Here is my first test. I’m going to just try a simple superscript experiment. I’m having problems with the superscripts getting truncated at their tops.

Here is the inline expression using dollar signs and MathJax syntax: $x ^{( y^2 + z^{x ^{( y^2 + z^3)}})}$

Here is the same expression that is formatted blocked with double dollar delimiters: $$x ^{( y^2 + z^{x ^{( y^2 + z^3)}})}$$.

Here is the same expression that is formatted inline with dollar delimiters and backquotes: \$x ^{( y^2 + z^{x ^{( y^2 + z^3)}})}\$.

Here is the same expression that is formatted inline within a blockquote:

$x ^{( y^2 + z^{x ^{( y^2 + z^3)}})}$

Here is the same expression that is formatted blocked within a blockquote:

$$x ^{( y^2 + z^{x ^{( y^2 + z^3)}})}$$

And here is the double-dollar math block within a <div> block. The use of <div> appears to be necessary to use the $\LaTeX$ align constructs. When using align (and perhaps any \begin constructs), the use of  is not necessary.

\begin{align*} & \phi(x,y) = \phi \left(\sum_{i=1}^n x_ie_i, \sum_{j=1}^n y_je_j \right) = \sum_{i=1}^n \sum_{j=1}^n x_i y_j \phi(e_i, e_j) = \\ & (x_1, \ldots, x_n) \left( \begin{array}{ccc} \phi(e_1, e_1) & \cdots & \phi(e_1, e_n) \\ \vdots & \ddots & \vdots \\ \phi(e_n, e_1) & \cdots & \phi(e_n, e_n) \end{array} \right) \left( \begin{array}{c} y_1 \\ \vdots \\ y_n \end{array} \right) \end{align*}

Here is some $\LaTeX$ code without double-dollar delimiters around a \begin-delimited block.
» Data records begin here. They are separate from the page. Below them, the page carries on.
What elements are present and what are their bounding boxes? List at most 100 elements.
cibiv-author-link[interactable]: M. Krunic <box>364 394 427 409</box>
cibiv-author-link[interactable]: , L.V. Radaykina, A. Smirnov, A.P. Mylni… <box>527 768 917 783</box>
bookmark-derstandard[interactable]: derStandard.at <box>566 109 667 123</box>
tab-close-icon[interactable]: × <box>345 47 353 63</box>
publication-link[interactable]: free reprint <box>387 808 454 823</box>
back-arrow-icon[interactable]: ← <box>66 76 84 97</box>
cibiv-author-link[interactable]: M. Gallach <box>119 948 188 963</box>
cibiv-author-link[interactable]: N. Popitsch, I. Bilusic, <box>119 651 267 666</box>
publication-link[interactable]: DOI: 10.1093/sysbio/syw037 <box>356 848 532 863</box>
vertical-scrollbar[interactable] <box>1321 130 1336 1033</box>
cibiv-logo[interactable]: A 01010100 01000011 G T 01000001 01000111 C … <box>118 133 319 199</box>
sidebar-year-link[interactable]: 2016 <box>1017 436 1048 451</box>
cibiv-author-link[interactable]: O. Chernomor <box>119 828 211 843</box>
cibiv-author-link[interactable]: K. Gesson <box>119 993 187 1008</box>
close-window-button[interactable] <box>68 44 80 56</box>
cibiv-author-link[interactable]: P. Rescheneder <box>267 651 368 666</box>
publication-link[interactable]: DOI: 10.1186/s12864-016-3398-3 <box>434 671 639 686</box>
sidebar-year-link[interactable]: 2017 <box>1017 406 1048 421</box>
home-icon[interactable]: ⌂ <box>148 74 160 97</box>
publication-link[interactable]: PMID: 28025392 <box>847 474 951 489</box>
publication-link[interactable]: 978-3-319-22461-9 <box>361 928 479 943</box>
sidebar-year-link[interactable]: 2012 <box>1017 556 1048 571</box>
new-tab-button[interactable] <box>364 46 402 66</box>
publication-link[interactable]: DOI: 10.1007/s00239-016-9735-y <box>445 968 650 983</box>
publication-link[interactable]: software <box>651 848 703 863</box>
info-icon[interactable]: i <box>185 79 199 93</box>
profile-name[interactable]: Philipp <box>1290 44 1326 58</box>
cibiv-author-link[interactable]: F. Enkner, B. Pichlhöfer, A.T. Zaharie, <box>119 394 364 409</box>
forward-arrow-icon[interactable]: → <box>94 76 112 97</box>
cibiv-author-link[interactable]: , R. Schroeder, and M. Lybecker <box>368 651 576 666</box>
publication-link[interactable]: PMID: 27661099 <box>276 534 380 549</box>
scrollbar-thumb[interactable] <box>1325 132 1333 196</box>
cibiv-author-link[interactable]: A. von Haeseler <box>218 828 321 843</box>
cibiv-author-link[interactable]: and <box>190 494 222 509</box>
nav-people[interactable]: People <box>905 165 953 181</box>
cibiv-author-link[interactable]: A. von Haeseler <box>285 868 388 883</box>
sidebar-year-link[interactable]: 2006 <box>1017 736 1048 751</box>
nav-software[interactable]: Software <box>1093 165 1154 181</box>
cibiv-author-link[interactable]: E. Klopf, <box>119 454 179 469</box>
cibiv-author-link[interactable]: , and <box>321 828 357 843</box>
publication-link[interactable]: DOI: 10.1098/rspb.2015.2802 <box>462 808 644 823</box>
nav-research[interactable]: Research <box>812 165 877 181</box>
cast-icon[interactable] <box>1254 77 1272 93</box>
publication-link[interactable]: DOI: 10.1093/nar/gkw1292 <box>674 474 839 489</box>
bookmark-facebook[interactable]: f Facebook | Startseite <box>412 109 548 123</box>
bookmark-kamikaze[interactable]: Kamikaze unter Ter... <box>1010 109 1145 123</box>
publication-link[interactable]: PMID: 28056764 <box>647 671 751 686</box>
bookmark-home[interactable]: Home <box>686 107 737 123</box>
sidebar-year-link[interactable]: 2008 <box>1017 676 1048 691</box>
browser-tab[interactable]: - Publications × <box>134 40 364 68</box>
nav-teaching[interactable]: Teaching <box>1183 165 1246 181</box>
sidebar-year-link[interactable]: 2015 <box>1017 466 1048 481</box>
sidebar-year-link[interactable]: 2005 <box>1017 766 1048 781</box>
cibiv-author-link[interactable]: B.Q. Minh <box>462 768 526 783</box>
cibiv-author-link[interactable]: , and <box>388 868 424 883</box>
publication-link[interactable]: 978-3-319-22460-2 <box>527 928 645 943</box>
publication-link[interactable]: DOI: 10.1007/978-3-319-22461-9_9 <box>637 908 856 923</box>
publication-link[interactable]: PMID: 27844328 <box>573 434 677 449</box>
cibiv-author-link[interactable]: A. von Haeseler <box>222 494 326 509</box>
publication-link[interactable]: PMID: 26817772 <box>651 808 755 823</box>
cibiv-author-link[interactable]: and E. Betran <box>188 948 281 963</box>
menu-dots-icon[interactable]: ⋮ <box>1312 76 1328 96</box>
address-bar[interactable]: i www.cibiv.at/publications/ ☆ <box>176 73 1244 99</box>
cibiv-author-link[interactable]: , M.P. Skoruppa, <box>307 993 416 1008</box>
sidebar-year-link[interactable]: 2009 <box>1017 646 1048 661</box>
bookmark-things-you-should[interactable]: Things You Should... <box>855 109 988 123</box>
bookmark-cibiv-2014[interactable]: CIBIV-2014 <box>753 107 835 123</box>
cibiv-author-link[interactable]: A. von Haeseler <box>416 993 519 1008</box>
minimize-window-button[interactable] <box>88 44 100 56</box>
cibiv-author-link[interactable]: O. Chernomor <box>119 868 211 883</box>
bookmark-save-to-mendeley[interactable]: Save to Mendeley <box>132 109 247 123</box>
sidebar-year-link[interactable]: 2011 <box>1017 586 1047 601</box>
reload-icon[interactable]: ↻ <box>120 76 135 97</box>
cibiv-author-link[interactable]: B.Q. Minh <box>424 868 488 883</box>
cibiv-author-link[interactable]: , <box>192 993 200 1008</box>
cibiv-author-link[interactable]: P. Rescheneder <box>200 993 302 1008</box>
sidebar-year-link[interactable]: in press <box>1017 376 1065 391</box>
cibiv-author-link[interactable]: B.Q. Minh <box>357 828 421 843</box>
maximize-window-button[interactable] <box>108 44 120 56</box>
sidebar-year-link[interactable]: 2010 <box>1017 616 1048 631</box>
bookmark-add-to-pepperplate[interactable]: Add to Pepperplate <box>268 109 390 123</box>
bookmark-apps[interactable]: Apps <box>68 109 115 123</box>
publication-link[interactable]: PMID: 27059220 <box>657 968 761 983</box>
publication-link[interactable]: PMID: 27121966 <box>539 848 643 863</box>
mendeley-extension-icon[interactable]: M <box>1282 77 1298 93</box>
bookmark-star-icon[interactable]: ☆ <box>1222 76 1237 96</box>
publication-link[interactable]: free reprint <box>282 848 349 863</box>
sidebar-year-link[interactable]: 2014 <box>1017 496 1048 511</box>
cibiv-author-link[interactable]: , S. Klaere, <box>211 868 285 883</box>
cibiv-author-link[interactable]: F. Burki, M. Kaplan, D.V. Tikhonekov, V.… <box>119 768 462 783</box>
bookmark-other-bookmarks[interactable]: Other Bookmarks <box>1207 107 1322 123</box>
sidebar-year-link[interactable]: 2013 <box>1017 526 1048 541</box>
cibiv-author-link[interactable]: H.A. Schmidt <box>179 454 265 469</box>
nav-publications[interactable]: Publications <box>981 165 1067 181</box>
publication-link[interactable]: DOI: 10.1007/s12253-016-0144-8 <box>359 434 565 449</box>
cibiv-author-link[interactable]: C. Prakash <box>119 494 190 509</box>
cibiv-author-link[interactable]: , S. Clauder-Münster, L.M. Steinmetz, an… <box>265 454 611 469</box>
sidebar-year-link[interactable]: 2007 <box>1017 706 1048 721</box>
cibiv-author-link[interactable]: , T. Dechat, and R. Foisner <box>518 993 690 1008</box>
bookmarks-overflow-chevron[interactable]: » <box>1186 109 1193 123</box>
\begin{aligned} \nabla \times \vec{\mathbf{B}} -\, \frac1c\, \frac{\partial\vec{\mathbf{E}}}{\partial t} & = \frac{4\pi}{c}\vec{\mathbf{j}} \ \nabla \cdot \vec{\mathbf{E}} & = 4 \pi \rho
\end{aligned}

\begin{aligned} \nabla \times \vec{\mathbf{E}}\, +\, \frac1c\, \frac{\partial\vec{\mathbf{B}}}{\partial t} & = \vec{\mathbf{0}}
\end{aligned}

\begin{aligned} \nabla \cdot \vec{\mathbf{B}} & = 0 \end{aligned}